The Woman With the Orange Tutu
This past fall, I completed the Bike MS ride in Arizona — a fundraising event for multiple sclerosis — and I wanted to share a story with you.
From 2010-2014, I participated in Bike MS: Arizona. I was diagnosed with MS in 2006, and to participate in an event that generated such unbelievable support and awareness filled me with joy and hope. Every year after each day of racing, a vibrant woman full of smiles and cheers greeted us at the finish line.
She wore an orange tutu (her famous orange tutu, I soon came to learn) and danced every time someone crossed the finish line. Her agility and strength were on full display as she ran and leaped for hours on both days of the event, handing water bottles to the riders and bestowing endless high-fives. She was always there, without fail, year after year in her orange tutu. As I learned her story, she became one of my personal heroes: an avid runner, a marathoner, who continued running and being active in spite of her MS diagnosis.
I took a hiatus from Bike MS from 2015-2020, and 2021 was my first year back. I was so excited. Day 1 was a gorgeous morning, and my boyfriend and I arrived at the event just as the sun was rising over the McDowell Mountains. I poured some coffee and sat down to hear the music and morning announcements.
The announcer had a special announcement — someone wanted to give us some words of encouragement before the ride. A woman in a wheelchair came slowly towards the stage. She was having a difficult time maneuvering her wheelchair in the dirt, but she was all smiles and waved to us as we cheered for her. She tried to stand, but her legs were too weak. That was when I noticed her orange tutu.
My heart sank and tears came to my eyes as I pictured the woman with the orange tutu from previous years running across the finish line. I was so affected by her arrival in a wheelchair that I missed the beginning of her speech, but I caught her final words: “My MS and my wheelchair do not define me,” she said to us. “We all have something. It’s how we choose to live with that something that makes us who we are.”
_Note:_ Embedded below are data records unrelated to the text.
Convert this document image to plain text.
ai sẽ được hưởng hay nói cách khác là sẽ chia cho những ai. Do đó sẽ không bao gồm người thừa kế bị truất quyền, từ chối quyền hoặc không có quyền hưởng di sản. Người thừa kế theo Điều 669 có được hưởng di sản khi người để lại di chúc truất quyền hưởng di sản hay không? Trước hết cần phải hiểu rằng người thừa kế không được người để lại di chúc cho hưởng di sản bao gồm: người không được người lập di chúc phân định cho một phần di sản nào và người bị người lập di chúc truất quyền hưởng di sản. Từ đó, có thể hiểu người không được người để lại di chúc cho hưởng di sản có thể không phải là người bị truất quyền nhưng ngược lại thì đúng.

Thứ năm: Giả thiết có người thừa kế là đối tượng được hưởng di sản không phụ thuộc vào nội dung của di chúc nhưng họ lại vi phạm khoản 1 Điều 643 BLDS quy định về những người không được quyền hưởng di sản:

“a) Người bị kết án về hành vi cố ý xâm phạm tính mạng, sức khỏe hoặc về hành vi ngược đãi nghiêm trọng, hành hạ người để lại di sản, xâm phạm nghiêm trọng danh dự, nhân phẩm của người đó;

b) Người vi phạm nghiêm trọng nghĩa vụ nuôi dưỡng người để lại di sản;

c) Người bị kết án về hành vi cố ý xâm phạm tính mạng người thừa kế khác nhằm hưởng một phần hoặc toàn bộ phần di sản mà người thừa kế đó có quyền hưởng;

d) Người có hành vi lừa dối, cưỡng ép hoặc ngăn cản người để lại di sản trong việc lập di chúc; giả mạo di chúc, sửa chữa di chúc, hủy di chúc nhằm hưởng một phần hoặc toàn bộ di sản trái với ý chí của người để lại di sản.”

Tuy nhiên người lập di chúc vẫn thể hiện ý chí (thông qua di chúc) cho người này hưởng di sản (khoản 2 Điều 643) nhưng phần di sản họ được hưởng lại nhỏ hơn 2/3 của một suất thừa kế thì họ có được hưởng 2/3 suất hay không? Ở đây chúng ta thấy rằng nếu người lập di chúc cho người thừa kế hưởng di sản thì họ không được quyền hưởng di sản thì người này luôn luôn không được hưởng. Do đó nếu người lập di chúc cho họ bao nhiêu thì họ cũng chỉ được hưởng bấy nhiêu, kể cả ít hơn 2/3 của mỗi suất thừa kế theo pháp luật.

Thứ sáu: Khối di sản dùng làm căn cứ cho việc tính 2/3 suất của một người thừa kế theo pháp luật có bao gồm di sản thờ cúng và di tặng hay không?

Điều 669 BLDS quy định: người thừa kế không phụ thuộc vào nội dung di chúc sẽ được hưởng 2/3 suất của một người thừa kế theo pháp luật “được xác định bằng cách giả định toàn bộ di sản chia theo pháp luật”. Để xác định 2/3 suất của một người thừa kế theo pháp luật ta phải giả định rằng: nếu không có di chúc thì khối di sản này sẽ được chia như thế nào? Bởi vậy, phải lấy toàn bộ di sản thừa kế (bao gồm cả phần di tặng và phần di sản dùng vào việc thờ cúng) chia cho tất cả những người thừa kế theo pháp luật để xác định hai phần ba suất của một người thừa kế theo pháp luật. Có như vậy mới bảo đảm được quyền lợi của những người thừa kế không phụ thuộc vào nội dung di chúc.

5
When she finished, I slowly walked back to the car. Wiping the tears from my eyes, I couldn’t stop thinking about how agile she was just 7 years ago.
MS is like that. It‘s an unpredictable progression that slowly robs you of your precious motor skills and senses, such a sight or feeling. One day, you’re playing with your kids in the park — the next day, your left leg is suddenly numb. One afternoon, you watch a gorgeous sunset— the next afternoon, you‘re battling optic neuritis. It affects everyone differently. For some, the motor skills may come back fully. For others, they may never return.
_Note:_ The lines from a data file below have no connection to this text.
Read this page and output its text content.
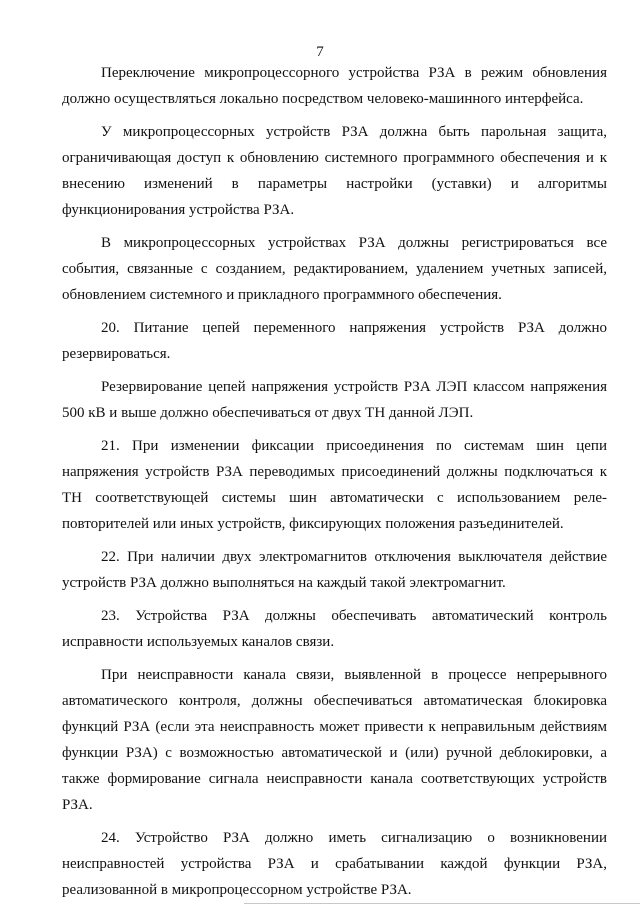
7

Переключение микропроцессорного устройства РЗА в режим обновления должно осуществляться локально посредством человеко-машинного интерфейса.

У микропроцессорных устройств РЗА должна быть парольная защита, ограничивающая доступ к обновлению системного программного обеспечения и к внесению изменений в параметры настройки (уставки) и алгоритмы функционирования устройства РЗА.

В микропроцессорных устройствах РЗА должны регистрироваться все события, связанные с созданием, редактированием, удалением учетных записей, обновлением системного и прикладного программного обеспечения.

20. Питание цепей переменного напряжения устройств РЗА должно резервироваться.

Резервирование цепей напряжения устройств РЗА ЛЭП классом напряжения 500 кВ и выше должно обеспечиваться от двух ТН данной ЛЭП.

21. При изменении фиксации присоединения по системам шин цепи напряжения устройств РЗА переводимых присоединений должны подключаться к ТН соответствующей системы шин автоматически с использованием реле-повторителей или иных устройств, фиксирующих положения разъединителей.

22. При наличии двух электромагнитов отключения выключателя действие устройств РЗА должно выполняться на каждый такой электромагнит.

23. Устройства РЗА должны обеспечивать автоматический контроль исправности используемых каналов связи.

При неисправности канала связи, выявленной в процессе непрерывного автоматического контроля, должны обеспечиваться автоматическая блокировка функций РЗА (если эта неисправность может привести к неправильным действиям функции РЗА) с возможностью автоматической и (или) ручной деблокировки, а также формирование сигнала неисправности канала соответствующих устройств РЗА.

24. Устройство РЗА должно иметь сигнализацию о возникновении неисправностей устройства РЗА и срабатывании каждой функции РЗА, реализованной в микропроцессорном устройстве РЗА.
To hear the words, “you’ve got MS” is not easy. The unpredictable nature of this heartbreaking disease is ruthless and unforgiving. My mother, who has had MS for over 40 years, suffered an attack once while we were on a family vacation. It can take away the ability to live a normal life; it can take away time spent with loved ones; it can take away the person you once were.
And while those words are not easy to hear, giving up on life is an easy and tempting route to take. It’s tempting to stay in bed all day. It’s tempting to wallow in anger (and in all honesty, completely justified). It’s tempting to cry for the life you once had. This is the easy route.
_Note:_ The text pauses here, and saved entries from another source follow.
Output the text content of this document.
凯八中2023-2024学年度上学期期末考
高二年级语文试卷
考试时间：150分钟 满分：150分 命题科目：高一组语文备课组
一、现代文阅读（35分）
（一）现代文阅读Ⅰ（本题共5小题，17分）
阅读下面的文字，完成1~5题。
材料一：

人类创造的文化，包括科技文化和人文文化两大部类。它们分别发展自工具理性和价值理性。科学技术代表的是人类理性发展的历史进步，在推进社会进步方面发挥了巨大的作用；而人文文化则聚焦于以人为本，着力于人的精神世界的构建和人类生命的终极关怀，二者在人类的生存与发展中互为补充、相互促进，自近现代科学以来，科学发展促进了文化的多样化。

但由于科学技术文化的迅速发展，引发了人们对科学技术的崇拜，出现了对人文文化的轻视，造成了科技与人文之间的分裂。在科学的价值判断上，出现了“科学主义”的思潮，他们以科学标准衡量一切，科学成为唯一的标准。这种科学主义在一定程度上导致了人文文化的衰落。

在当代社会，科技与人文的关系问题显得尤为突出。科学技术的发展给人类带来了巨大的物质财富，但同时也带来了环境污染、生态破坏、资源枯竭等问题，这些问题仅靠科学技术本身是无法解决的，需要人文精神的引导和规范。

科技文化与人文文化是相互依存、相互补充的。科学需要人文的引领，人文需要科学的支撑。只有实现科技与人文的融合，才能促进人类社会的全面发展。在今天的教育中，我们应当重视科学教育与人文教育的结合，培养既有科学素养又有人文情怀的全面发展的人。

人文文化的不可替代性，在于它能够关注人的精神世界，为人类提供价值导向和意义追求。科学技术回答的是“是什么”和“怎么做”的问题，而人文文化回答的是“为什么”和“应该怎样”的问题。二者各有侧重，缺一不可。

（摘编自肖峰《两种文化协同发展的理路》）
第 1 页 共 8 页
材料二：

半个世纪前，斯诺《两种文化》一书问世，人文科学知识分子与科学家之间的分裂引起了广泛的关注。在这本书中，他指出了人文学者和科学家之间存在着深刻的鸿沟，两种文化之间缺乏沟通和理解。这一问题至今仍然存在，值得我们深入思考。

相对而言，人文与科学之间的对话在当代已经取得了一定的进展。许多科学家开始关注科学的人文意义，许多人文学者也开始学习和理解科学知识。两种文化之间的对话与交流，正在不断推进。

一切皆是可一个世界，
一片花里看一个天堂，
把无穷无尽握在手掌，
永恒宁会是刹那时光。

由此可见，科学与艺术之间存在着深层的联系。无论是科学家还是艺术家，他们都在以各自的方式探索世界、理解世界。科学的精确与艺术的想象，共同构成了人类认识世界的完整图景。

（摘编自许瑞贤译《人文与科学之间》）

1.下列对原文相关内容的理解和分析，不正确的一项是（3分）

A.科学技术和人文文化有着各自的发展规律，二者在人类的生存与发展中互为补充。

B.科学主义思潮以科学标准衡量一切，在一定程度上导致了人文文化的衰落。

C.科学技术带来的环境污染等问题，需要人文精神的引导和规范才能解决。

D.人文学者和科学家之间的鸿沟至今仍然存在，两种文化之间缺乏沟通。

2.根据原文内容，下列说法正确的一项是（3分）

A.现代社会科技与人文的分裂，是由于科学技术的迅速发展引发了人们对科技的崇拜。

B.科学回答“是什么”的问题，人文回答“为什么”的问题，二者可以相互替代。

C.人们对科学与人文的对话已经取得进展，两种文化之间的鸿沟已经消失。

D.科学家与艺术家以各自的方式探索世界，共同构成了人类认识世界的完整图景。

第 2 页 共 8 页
Even though the woman in the orange tutu could no longer run and jump at the finish line, I came to realize something that day: heroism is not a physical act, but a mindset. It’s not what you are able to do, but the way you perceive the world. The heroic ones among us are the ones who get knocked down and get back up — maybe not literally or physically, but mentally and spiritually. Like the woman in the orange tutu. She embodies the heroic mindset: resilience and optimism for life in the face of adversity.
When she found herself in a wheelchair a few years ago, she could have relinquished her iconic role as the cheerleader at the finish line — that would have been understandable. She could have stayed in bed the morning of the ride. But she didn’t. She was there when I rolled across the finish line at the end of my ride on day 1, cheering and smiling at the finish, just as before. And she was there on day 2, handing out water bottles from her wheelchair. And you know what? She’ll be there next year, too. And the year after that, and the year after that. She’ll be at every Bike MS: Arizona, without fail in her unforgettable orange tutu, smiling and cheering us on… until we find a cure.